On Tuesday, December 16, 2025 2:54 AM Joao Foltran <joao@foltrandba.com> wrote:
> Hi hackers,
>
> I'd like to report a regression in PostgreSQL 18 regarding physical replication
> slot invalidation and propose a fix.
>
> It's my first time sending any type of contribution, so please let me know if I
> made anything incorrectly and I'll fix it ASAP.
>
> It's also my first time doing any type of code inside the postgres project, so if
> the logic or anything I used is incorrect let me know.
>
> CCing Amit, since he committed f41d8468 and 8709dcc.
>
> ## Problem
>
> Commit f41d8468 introduced an ERROR when trying to acquire an invalidated
> replication slot.

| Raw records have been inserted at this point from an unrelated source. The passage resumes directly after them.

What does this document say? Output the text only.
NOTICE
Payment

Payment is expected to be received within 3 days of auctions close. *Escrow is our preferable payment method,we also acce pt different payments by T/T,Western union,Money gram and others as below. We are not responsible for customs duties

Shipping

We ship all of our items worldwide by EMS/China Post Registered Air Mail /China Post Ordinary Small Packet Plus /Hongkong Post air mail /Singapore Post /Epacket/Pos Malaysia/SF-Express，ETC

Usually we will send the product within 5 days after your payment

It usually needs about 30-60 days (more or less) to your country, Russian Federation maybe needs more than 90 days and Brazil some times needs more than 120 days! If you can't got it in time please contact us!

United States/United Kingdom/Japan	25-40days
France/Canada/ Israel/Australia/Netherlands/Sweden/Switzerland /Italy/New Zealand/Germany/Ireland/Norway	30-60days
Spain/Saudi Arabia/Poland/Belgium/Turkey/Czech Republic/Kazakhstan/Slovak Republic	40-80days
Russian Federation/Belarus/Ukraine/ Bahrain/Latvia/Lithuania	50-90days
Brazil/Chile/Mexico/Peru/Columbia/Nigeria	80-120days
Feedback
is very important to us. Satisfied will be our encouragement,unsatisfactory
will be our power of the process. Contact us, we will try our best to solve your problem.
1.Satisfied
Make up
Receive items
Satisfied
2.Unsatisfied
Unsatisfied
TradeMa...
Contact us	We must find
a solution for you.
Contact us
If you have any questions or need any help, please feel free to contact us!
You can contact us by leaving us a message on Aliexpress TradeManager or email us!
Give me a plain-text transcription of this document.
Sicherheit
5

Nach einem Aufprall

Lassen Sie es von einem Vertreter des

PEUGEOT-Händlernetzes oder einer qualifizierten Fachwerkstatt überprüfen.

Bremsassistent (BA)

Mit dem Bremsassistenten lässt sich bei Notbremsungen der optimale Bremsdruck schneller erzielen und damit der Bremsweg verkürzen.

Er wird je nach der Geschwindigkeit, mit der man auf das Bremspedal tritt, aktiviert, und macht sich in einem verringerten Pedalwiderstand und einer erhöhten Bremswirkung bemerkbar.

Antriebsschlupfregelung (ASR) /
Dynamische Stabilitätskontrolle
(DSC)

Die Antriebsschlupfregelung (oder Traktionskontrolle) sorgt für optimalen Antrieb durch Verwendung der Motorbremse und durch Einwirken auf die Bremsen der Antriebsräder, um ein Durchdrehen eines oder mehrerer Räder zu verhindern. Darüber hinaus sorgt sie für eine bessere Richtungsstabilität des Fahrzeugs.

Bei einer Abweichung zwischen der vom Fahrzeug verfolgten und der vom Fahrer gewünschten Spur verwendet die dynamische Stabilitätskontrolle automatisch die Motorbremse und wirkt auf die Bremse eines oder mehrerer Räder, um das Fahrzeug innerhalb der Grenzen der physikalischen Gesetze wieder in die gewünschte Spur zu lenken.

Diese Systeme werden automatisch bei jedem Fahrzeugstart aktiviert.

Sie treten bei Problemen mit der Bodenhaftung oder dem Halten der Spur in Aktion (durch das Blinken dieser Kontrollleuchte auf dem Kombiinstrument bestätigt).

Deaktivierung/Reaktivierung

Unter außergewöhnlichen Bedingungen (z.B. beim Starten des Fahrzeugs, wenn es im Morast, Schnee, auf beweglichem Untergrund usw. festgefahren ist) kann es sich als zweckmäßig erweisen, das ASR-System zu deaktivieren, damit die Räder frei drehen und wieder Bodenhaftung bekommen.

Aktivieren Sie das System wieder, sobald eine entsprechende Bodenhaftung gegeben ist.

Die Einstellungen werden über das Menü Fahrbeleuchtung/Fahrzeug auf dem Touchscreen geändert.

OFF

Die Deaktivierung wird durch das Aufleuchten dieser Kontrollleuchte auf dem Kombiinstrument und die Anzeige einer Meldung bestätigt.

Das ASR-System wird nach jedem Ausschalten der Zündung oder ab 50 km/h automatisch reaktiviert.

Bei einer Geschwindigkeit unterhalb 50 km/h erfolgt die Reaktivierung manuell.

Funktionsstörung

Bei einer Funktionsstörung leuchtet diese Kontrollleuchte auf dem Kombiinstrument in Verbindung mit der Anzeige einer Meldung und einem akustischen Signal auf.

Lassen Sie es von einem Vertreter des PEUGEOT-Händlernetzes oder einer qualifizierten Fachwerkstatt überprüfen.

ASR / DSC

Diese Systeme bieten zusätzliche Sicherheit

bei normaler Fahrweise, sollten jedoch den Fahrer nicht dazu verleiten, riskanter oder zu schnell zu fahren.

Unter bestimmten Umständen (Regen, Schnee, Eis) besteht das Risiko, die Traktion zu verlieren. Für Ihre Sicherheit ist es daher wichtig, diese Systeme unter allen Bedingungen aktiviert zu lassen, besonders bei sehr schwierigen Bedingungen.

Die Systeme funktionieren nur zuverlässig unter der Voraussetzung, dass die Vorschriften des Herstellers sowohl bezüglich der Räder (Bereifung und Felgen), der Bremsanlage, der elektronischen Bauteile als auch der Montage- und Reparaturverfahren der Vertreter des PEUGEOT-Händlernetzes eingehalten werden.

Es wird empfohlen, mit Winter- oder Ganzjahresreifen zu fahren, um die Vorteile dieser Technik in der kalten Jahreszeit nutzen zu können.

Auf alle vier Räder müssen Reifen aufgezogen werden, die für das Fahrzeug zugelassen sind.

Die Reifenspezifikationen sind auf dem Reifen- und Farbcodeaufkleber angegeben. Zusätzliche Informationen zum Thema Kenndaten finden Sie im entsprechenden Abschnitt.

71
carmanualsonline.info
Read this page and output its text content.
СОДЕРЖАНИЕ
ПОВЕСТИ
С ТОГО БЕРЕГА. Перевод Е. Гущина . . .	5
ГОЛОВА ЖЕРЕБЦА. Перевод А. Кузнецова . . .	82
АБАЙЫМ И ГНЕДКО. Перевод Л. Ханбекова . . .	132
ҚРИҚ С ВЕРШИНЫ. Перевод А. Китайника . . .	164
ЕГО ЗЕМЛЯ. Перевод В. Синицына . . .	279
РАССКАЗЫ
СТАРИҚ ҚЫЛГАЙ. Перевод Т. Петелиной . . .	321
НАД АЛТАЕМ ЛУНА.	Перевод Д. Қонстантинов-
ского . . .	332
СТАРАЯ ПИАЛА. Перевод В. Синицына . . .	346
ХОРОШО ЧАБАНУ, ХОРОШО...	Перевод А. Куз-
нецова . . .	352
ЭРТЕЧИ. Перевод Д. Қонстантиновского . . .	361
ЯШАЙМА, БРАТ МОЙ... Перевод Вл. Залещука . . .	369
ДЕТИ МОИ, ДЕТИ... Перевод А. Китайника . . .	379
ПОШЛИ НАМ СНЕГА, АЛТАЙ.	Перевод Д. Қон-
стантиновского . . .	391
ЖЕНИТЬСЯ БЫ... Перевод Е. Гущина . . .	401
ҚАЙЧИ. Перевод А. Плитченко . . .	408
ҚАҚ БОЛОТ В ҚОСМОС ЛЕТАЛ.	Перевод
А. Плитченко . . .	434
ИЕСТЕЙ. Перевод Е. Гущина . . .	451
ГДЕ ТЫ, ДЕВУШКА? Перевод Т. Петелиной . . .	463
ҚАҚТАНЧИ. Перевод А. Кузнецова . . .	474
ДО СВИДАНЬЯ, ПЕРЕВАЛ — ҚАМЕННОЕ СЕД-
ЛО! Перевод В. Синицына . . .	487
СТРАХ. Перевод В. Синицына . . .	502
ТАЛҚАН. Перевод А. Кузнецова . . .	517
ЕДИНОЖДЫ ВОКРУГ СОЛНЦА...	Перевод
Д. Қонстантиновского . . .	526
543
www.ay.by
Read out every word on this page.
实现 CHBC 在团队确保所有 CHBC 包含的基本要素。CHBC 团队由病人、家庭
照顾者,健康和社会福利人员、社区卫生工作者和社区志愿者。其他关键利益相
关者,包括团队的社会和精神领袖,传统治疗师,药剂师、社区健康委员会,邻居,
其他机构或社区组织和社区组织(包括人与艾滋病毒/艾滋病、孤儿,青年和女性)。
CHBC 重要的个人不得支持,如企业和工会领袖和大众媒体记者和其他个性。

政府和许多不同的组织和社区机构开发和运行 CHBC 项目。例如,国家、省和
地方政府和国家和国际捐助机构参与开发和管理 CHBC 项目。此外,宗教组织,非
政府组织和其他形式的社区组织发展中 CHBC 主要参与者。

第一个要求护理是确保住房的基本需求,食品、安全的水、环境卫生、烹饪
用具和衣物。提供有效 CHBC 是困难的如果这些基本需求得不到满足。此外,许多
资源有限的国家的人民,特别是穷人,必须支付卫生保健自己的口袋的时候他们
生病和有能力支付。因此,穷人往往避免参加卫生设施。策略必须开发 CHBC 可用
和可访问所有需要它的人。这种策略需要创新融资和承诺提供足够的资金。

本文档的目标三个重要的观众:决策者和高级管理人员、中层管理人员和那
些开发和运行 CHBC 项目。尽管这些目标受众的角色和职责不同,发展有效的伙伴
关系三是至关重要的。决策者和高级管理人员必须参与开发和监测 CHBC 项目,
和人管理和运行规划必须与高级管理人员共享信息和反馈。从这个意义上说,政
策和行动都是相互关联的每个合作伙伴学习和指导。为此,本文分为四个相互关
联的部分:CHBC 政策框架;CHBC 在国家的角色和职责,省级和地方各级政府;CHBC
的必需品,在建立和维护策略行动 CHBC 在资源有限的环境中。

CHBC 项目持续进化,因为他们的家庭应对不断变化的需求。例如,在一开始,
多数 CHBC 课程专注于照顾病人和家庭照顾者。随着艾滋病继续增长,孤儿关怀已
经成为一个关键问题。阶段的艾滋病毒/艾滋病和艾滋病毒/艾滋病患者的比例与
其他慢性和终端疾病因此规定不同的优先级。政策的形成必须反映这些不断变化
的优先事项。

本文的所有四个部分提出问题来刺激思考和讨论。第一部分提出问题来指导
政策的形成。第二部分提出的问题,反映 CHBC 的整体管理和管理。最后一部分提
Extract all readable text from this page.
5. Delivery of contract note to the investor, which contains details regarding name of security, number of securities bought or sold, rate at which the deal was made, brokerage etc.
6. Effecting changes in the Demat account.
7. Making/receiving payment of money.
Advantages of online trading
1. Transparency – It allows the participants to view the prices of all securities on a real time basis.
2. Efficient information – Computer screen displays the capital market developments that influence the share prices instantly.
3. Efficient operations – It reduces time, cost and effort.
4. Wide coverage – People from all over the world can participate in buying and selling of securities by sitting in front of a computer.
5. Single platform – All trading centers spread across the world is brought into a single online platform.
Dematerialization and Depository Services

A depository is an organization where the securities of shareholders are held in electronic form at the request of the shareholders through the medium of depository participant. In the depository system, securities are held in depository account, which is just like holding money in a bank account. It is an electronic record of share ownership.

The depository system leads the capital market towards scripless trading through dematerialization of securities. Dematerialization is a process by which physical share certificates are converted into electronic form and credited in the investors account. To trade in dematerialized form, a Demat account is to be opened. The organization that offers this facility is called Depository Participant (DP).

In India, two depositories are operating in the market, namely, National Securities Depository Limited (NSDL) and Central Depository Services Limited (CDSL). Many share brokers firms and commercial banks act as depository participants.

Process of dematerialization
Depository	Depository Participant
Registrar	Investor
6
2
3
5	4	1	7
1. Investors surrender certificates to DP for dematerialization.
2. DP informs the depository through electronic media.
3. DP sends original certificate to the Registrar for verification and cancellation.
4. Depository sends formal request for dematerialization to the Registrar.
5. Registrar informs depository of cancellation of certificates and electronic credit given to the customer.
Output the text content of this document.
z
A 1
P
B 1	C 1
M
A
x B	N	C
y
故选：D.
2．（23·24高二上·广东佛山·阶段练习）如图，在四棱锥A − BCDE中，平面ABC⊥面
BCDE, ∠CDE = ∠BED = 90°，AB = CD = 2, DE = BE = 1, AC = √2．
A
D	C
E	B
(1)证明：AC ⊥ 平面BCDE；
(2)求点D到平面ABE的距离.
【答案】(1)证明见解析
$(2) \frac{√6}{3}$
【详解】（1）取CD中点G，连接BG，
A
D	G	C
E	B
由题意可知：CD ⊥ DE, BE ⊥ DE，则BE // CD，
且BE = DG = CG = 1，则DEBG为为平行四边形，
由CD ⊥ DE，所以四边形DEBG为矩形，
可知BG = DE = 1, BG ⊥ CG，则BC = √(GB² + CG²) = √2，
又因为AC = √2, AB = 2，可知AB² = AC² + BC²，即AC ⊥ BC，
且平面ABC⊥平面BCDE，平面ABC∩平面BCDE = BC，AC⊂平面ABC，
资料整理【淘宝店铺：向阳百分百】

While this is correct for logical replication slots (which cannot
> safely recover after invalidation), it breaks recovery for physical replication
> slots.
>
> Later, commit 8709dcc improved upon this code to prevent a race condition
> and moved the check to after the slot was already acquired.
>
> In PostgreSQL 17 and earlier, when a physical replication slot was invalidated
> due to max_slot_wal_keep_size, the slot could still be reacquired if the
> required WAL became available through restore_command or archive
> recovery in the standby. This is a common operational scenario:
>
> - Temporary network issues
> - Planned maintenance windows
> - Standbys temporarily falling behind
I think the ability to acquire an invalidated slot represents an
potentially risky behavior. AFAICS, we do not currently support
recovering invalidated slots. This implies that once a slot becomes invalidated,
it does not offer any protection anymore. Even if the restart_lsn or xmin is valid for
such a slot, WAL and rows can be removed at any time. For further clarification,
please refer to ReplicationSlotsComputeRequiredLSN(), where we deliberately
exclude counting the restart_lsn for an invalidated slot.
>
> After commit f41d8468, physical replication slots cannot be reacquired once
> invalidated, even when the required WAL is available via archive recovery.
> The standby remains stuck recovering from archive and cannot resume
> streaming replication, demanding manual intervention (slot recreation).
>
I think even if the WALs is temporary available via archive recovery, since the slot
cannot protect any further WALs and rows from being removed, it could cause
problems later.
Best Regards,
Hou zj